2. Watching the sycophants reporters interview the celebs makes me feel sad.
3. I don’t understand why they insist on having the cameras focused on the losers. That’s just mean. How many of those people actually practice their “I’m a loser” faces before the ceremony? My guess? All of them. (Except Mel Gibson, who pretty much looks like a loser all the time.)
4. How evil is it that the reporters tell the red carpet walkers how lovely they look and then publish stories about Angie Harmon’s Björk impression and Anne Hathoway’s superpower of turning completely invisible when she wears beige?
5. The worst part of the ceremony by far is the acceptance speech. While the prepared speech appears presumtuous, the unprepared is even worse. Not only don’t I care how grateful the winner is to the dolly grip and best boy, but I literally hold my breath, waiting for the inevitable embarrassing blunder.
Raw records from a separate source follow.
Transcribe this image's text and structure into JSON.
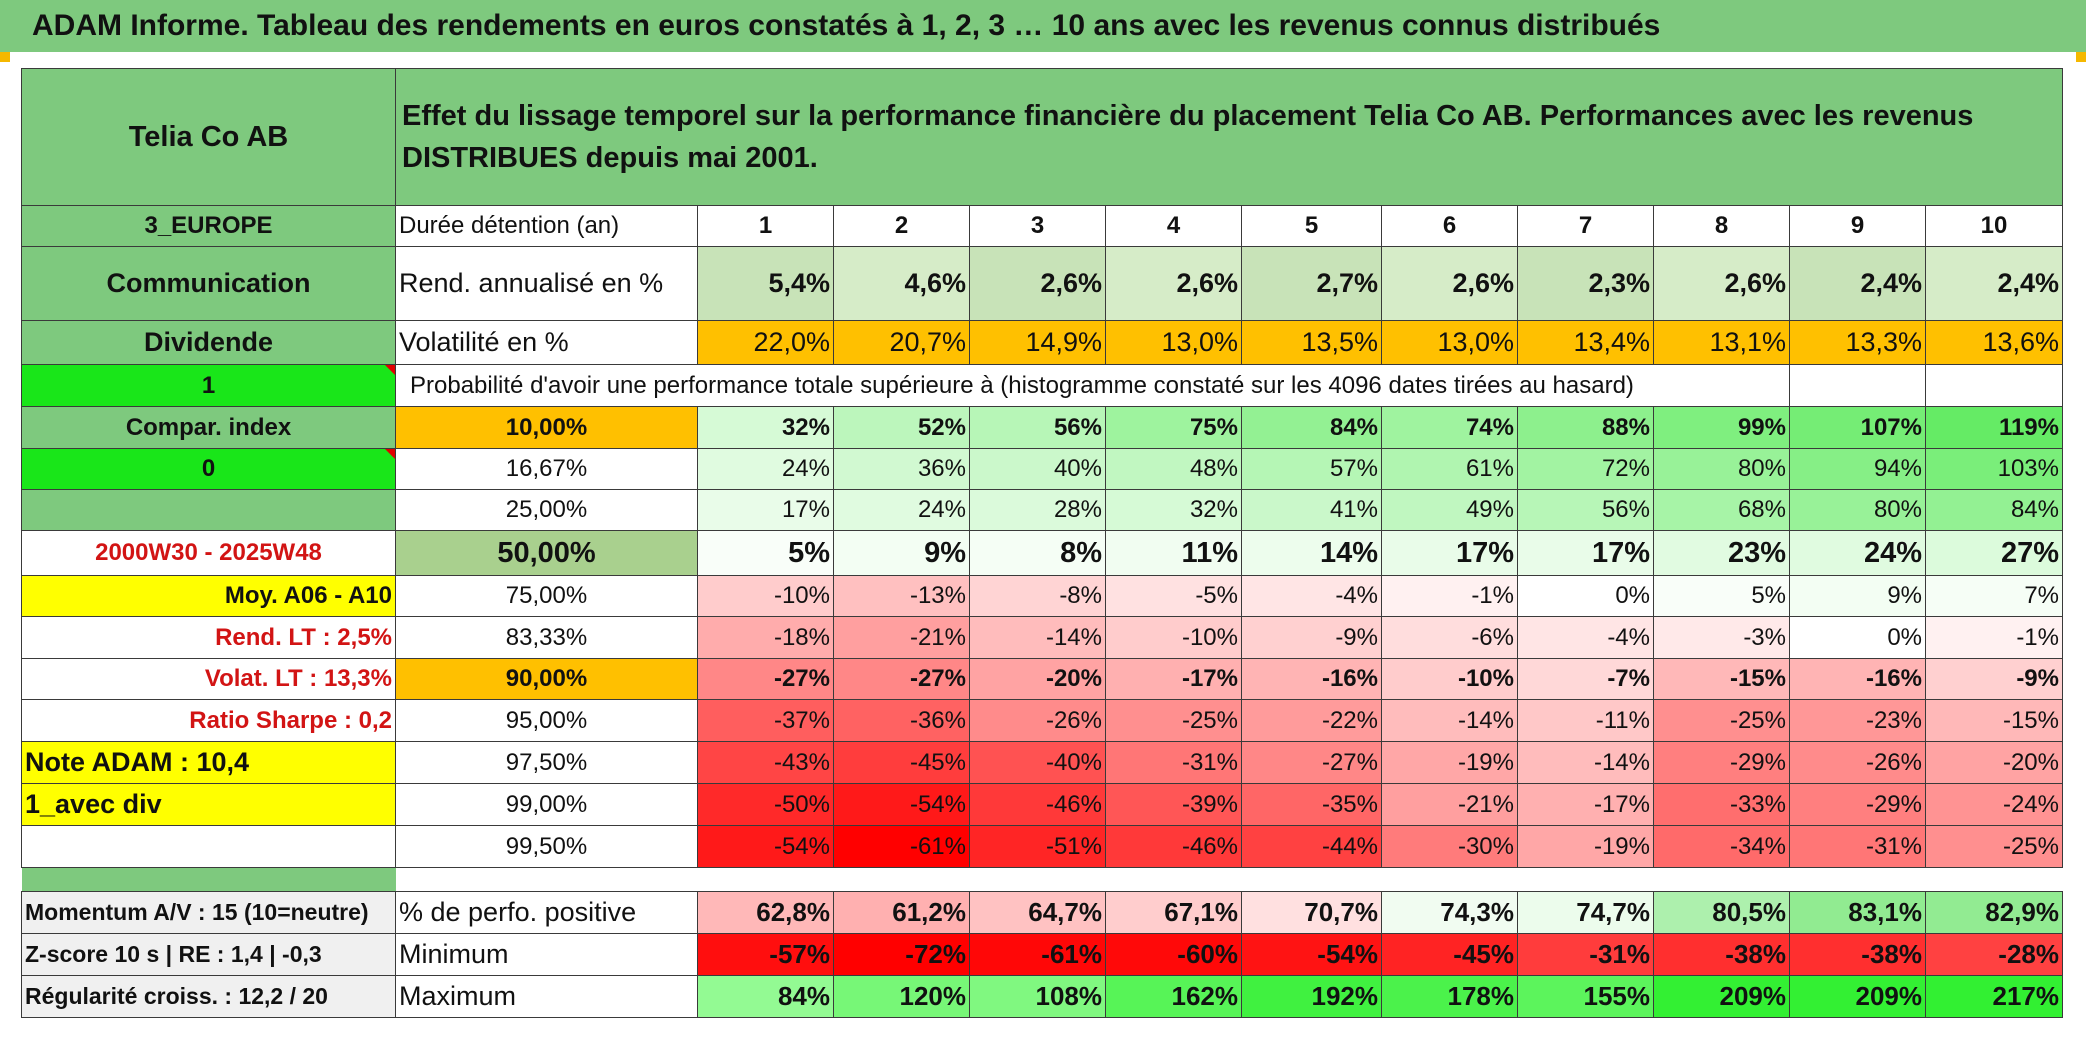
{
  "report_title": "ADAM Informe. Tableau des rendements en euros constatés à 1, 2, 3 … 10 ans avec les revenus connus distribués",
  "asset_name": "Telia Co AB",
  "description": "Effet du lissage temporel sur la performance financière du placement Telia Co AB. Performances avec les revenus DISTRIBUES depuis mai 2001.",
  "side": {
    "region": "3_EUROPE",
    "sector": "Communication",
    "dividend": "Dividende",
    "flag1": "1",
    "compar_index": "Compar. index",
    "flag0": "0",
    "period": "2000W30 - 2025W48",
    "moy": "Moy. A06 - A10",
    "rend_lt": "Rend. LT :   2,5%",
    "volat_lt": "Volat. LT :   13,3%",
    "sharpe": "Ratio Sharpe :   0,2",
    "note_adam": "Note ADAM : 10,4",
    "avec_div": "1_avec div"
  },
  "labels": {
    "duree": "Durée détention (an)",
    "rend": "Rend. annualisé en %",
    "vol": "Volatilité en %",
    "proba": "Probabilité d'avoir une performance totale supérieure à (histogramme constaté sur les 4096 dates tirées au hasard)"
  },
  "years": [
    "1",
    "2",
    "3",
    "4",
    "5",
    "6",
    "7",
    "8",
    "9",
    "10"
  ],
  "rend_values": [
    "5,4%",
    "4,6%",
    "2,6%",
    "2,6%",
    "2,7%",
    "2,6%",
    "2,3%",
    "2,6%",
    "2,4%",
    "2,4%"
  ],
  "vol_values": [
    "22,0%",
    "20,7%",
    "14,9%",
    "13,0%",
    "13,5%",
    "13,0%",
    "13,4%",
    "13,1%",
    "13,3%",
    "13,6%"
  ],
  "prob_rows": [
    {
      "threshold": "10,00%",
      "values": [
        "32%",
        "52%",
        "56%",
        "75%",
        "84%",
        "74%",
        "88%",
        "99%",
        "107%",
        "119%"
      ]
    },
    {
      "threshold": "16,67%",
      "values": [
        "24%",
        "36%",
        "40%",
        "48%",
        "57%",
        "61%",
        "72%",
        "80%",
        "94%",
        "103%"
      ]
    },
    {
      "threshold": "25,00%",
      "values": [
        "17%",
        "24%",
        "28%",
        "32%",
        "41%",
        "49%",
        "56%",
        "68%",
        "80%",
        "84%"
      ]
    },
    {
      "threshold": "50,00%",
      "values": [
        "5%",
        "9%",
        "8%",
        "11%",
        "14%",
        "17%",
        "17%",
        "23%",
        "24%",
        "27%"
      ]
    },
    {
      "threshold": "75,00%",
      "values": [
        "-10%",
        "-13%",
        "-8%",
        "-5%",
        "-4%",
        "-1%",
        "0%",
        "5%",
        "9%",
        "7%"
      ]
    },
    {
      "threshold": "83,33%",
      "values": [
        "-18%",
        "-21%",
        "-14%",
        "-10%",
        "-9%",
        "-6%",
        "-4%",
        "-3%",
        "0%",
        "-1%"
      ]
    },
    {
      "threshold": "90,00%",
      "values": [
        "-27%",
        "-27%",
        "-20%",
        "-17%",
        "-16%",
        "-10%",
        "-7%",
        "-15%",
        "-16%",
        "-9%"
      ]
    },
    {
      "threshold": "95,00%",
      "values": [
        "-37%",
        "-36%",
        "-26%",
        "-25%",
        "-22%",
        "-14%",
        "-11%",
        "-25%",
        "-23%",
        "-15%"
      ]
    },
    {
      "threshold": "97,50%",
      "values": [
        "-43%",
        "-45%",
        "-40%",
        "-31%",
        "-27%",
        "-19%",
        "-14%",
        "-29%",
        "-26%",
        "-20%"
      ]
    },
    {
      "threshold": "99,00%",
      "values": [
        "-50%",
        "-54%",
        "-46%",
        "-39%",
        "-35%",
        "-21%",
        "-17%",
        "-33%",
        "-29%",
        "-24%"
      ]
    },
    {
      "threshold": "99,50%",
      "values": [
        "-54%",
        "-61%",
        "-51%",
        "-46%",
        "-44%",
        "-30%",
        "-19%",
        "-34%",
        "-31%",
        "-25%"
      ]
    }
  ],
  "footer": {
    "momentum": "Momentum A/V : 15 (10=neutre)",
    "zscore": "Z-score 10 s | RE : 1,4 | -0,3",
    "regularite": "Régularité croiss. : 12,2 / 20",
    "pos_label": "% de perfo. positive",
    "min_label": "Minimum",
    "max_label": "Maximum",
    "pos_values": [
      "62,8%",
      "61,2%",
      "64,7%",
      "67,1%",
      "70,7%",
      "74,3%",
      "74,7%",
      "80,5%",
      "83,1%",
      "82,9%"
    ],
    "min_values": [
      "-57%",
      "-72%",
      "-61%",
      "-60%",
      "-54%",
      "-45%",
      "-31%",
      "-38%",
      "-38%",
      "-28%"
    ],
    "max_values": [
      "84%",
      "120%",
      "108%",
      "162%",
      "192%",
      "178%",
      "155%",
      "209%",
      "209%",
      "217%"
    ]
  },
  "colors": {
    "header_green": "#7ec97e",
    "bright_green": "#19e619",
    "yellow": "#ffff00",
    "orange": "#ffc000",
    "red_text": "#d21414"
  }
}
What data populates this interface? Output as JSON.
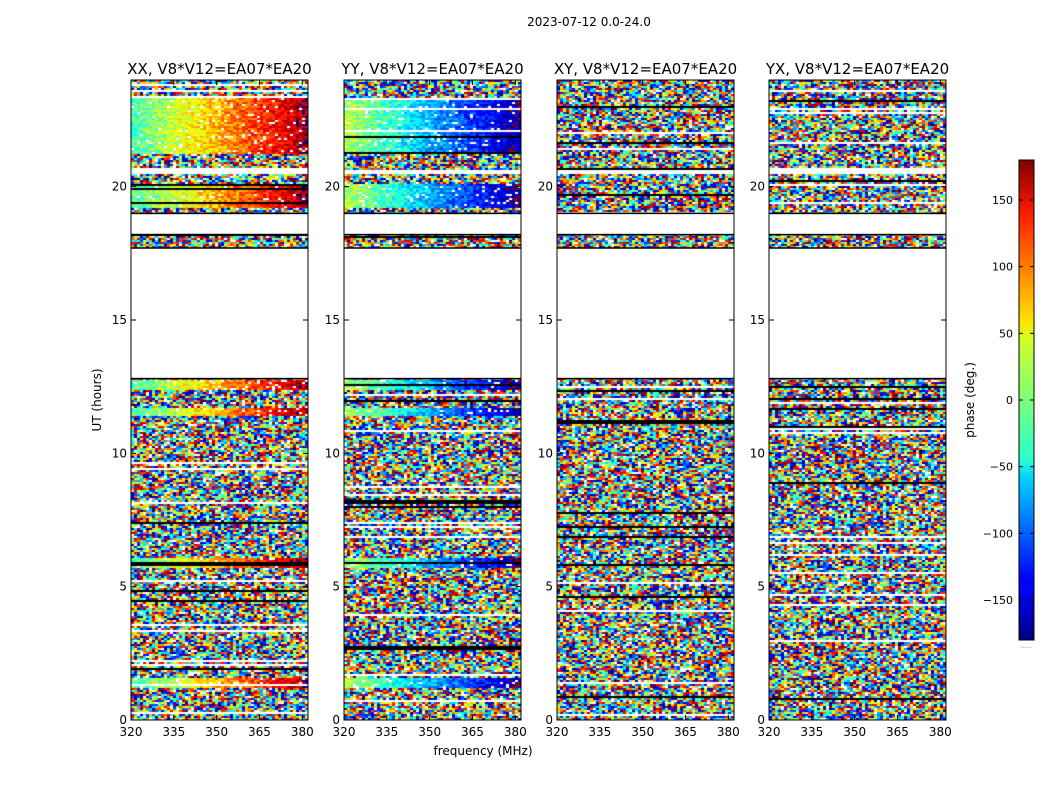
{
  "figure": {
    "suptitle": "2023-07-12 0.0-24.0",
    "xlabel": "frequency (MHz)",
    "ylabel": "UT (hours)"
  },
  "chart_data": {
    "type": "heatmap",
    "xlim": [
      320,
      382
    ],
    "ylim": [
      0,
      24
    ],
    "xticks": [
      320,
      335,
      350,
      365,
      380
    ],
    "yticks": [
      0,
      5,
      10,
      15,
      20
    ],
    "panels": [
      {
        "title": "XX, V8*V12=EA07*EA20",
        "signal_bands": [
          [
            21.2,
            23.3
          ],
          [
            19.2,
            20.1
          ],
          [
            5.7,
            6.1
          ],
          [
            1.2,
            1.6
          ],
          [
            11.4,
            11.7
          ],
          [
            12.35,
            12.75
          ]
        ],
        "phase_start": -20,
        "phase_end": 170
      },
      {
        "title": "YY, V8*V12=EA07*EA20",
        "signal_bands": [
          [
            21.2,
            23.3
          ],
          [
            19.2,
            20.1
          ],
          [
            5.7,
            6.1
          ],
          [
            1.2,
            1.6
          ],
          [
            11.4,
            11.7
          ],
          [
            12.35,
            12.75
          ]
        ],
        "phase_start": 20,
        "phase_end": -170
      },
      {
        "title": "XY, V8*V12=EA07*EA20",
        "signal_bands": [],
        "phase_start": 0,
        "phase_end": 0
      },
      {
        "title": "YX, V8*V12=EA07*EA20",
        "signal_bands": [],
        "phase_start": 0,
        "phase_end": 0
      }
    ],
    "data_rows": [
      [
        0,
        18.9
      ],
      [
        19.0,
        20.5
      ],
      [
        20.6,
        24
      ]
    ],
    "flagged_gaps": [
      [
        12.8,
        17.7
      ],
      [
        18.2,
        19.0
      ]
    ],
    "colorbar": {
      "label": "phase (deg.)",
      "range": [
        -180,
        180
      ],
      "ticks": [
        150,
        100,
        50,
        0,
        -50,
        -100,
        -150
      ],
      "tick_labels": [
        "150",
        "100",
        "50",
        "0",
        "−50",
        "−100",
        "−150"
      ],
      "colormap": "jet"
    }
  }
}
Now if you were to say it’s easy for me to be so judgmental from my couch, you would be correct. If I were ever to win an award I would probably make every mistake in the book, with the added probability of tripping and spilling my drink on Russell Crowe. Fortunately, the only award I am likely to get is for being the most boring couch potato of the decade, and I don’t think they have a trophy for that, although a golden pillow would be nice.